New York State
Department of Correctional Services
Glenn S. Goord, Commissioner
Office of Public Information
For immediate release:
Monday January 11, 1999
New database systems providing public with vital information on criminals
At the direction of Governor George E. Pataki, the Department of Correctional Services (DOCS) has established two publicly accessible database information systems where crime victims and others can obtain free vital information on New York state inmates and parolees.
On January 1, in conjunction with last year's enactment of Jenna's Law, a 24-hour-a-day, toll-free automated telephone information system was established to afford crime victims and others up-to-the-minute information on approximately 70,300 current state inmates, except for youthful offenders. That information includes the inmate's crime, current location in the prison system and date of earliest possible release.

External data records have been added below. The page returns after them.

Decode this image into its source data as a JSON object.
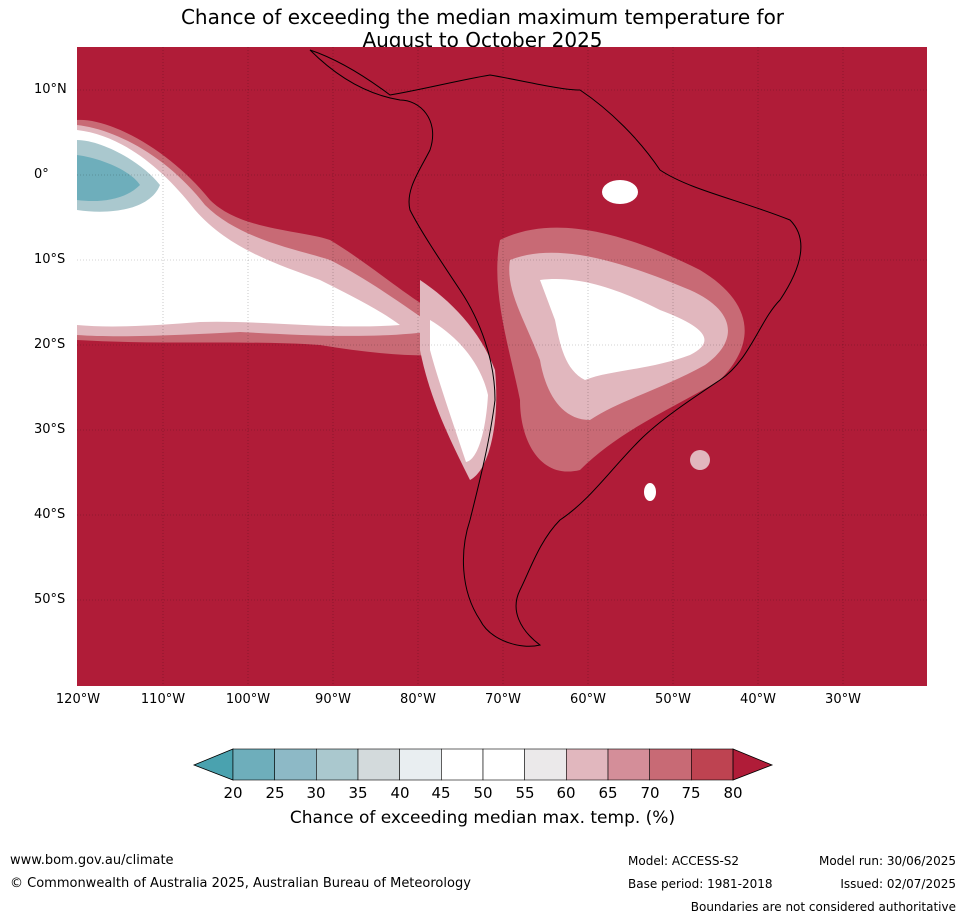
{
  "title": {
    "line1": "Chance of exceeding the median maximum temperature for",
    "line2": "August to October 2025"
  },
  "map": {
    "latitude_labels": [
      "10°N",
      "0°",
      "10°S",
      "20°S",
      "30°S",
      "40°S",
      "50°S"
    ],
    "longitude_labels": [
      "120°W",
      "110°W",
      "100°W",
      "90°W",
      "80°W",
      "70°W",
      "60°W",
      "50°W",
      "40°W",
      "30°W"
    ],
    "background_color": "#b01c38"
  },
  "colorbar": {
    "ticks": [
      "20",
      "25",
      "30",
      "35",
      "40",
      "45",
      "50",
      "55",
      "60",
      "65",
      "70",
      "75",
      "80"
    ],
    "colors": [
      "#4aa2af",
      "#6eaebb",
      "#8db9c6",
      "#aac8ce",
      "#d3dadc",
      "#e9eef1",
      "#ffffff",
      "#ffffff",
      "#ebe9ea",
      "#e1b7be",
      "#d48e99",
      "#c86a75",
      "#be4351",
      "#b01c38"
    ],
    "label": "Chance of exceeding median max. temp. (%)"
  },
  "footer": {
    "url": "www.bom.gov.au/climate",
    "copyright": "© Commonwealth of Australia 2025, Australian Bureau of Meteorology",
    "model": "Model: ACCESS-S2",
    "base_period": "Base period: 1981-2018",
    "model_run": "Model run: 30/06/2025",
    "issued": "Issued: 02/07/2025",
    "disclaimer": "Boundaries are not considered authoritative"
  }
}
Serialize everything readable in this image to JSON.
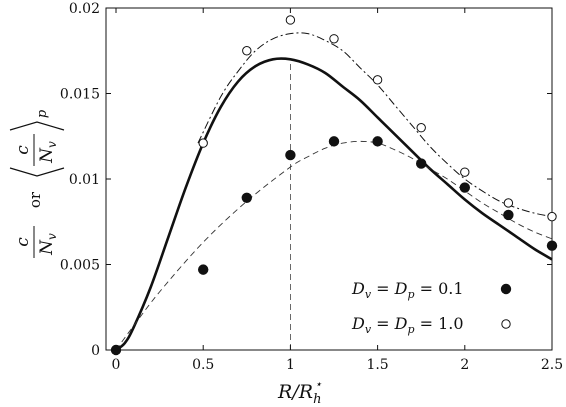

Known as the Victim Information and Notification Everyday (VINE) system, it also can provide important free telephone notification to crime victims when an inmate is released. The new database program, which is available in both English and Spanish, could be expanded later this year to include information on parolees and others who have been released from the state prison system.
Additionally, DOCS on January 6 unveiled a Web site where members of the public with Internet access can obtain - once again without charge - similar crime and release date information on nearly 500,000 past and present New York state inmates, with the exception of youthful offenders. Additional information on the inmate's age, ethnicity, race, sentence and county of commitment also can be obtained by accessing this database system. Although in its infancy, the Web site already is generating in excess of 1,000 Internet "hits" a day. That number is expected to increase dramatically as more and more members of the public learn of the new inmate lookup system.
"For far too long, the rights of New York state criminals have outstripped the rights of law-abiding citizens," said Governor Pataki. "Through new initiatives such as VINE and the inmate lookup Web site, crime victims and others will have easy and unfettered access to vital information about inmates and parolees and be afforded the notification, knowledge and accompanying protections which they and their loved ones so richly deserve. The public has the right to know."
"VINE and the inmate lookup Web site continue the efforts of this Department and Governor Pataki to provide law-abiding citizens throughout New York with up-to-date, important information on those who have committed crimes against society," said DOCS Commissioner Glenn S. Goord. "It's a service that is long overdue the public, and one that we're pleased to be able to now provide."
To access information from VINE, crime victims should first contact the prosecuting District Attorney's Office to get the inmate's New York State Identification Number (NYSID) or date of birth. Then, by dialing 1-888-VINE-4NY (1-888-846-3469) from any touch-tone phone and entering the inmate's NYSID number or full name and date of birth, crime and release data can be obtained immediately.
Members of the public can also register with VINE for automatic notification by telephone if a particular inmate is released, either from custody or into a temporary release program. To register for that no-charge notification service, callers will be asked to provide a phone number at which to be notified. A four-digit Personal Identification Number (PIN) selected by the caller allows VINE to confirm the caller's identity while at the same time keeping that identity confidential.
The new inmate lookup Web site can be accessed seven days a week, 24 hours a day through the Department's main site at www.doccs.ny.gov/ The new database continues a trend in New York state government to make more and more vital information available to the public via computer hookups to the Internet.
The Web site database will include information on inmates currently in custody and approximately 60,000 parolees, plus the names of people who were in the state prison system anytime since the late 1970s, when the database was created. The Web site will use information already in the Department's computer system, with new data entered as inmates enter the system. The only inmates who will be kept off the online list are youthful offenders - those whose records the court has ordered sealed because of their young age at the time of conviction.
To access inmate information via the Internet, the first and last name of an inmate or parolee, and preferably a date of birth, is required. Information also can be obtained by providing the inmate's NYSID or Department Identification Number (DIN).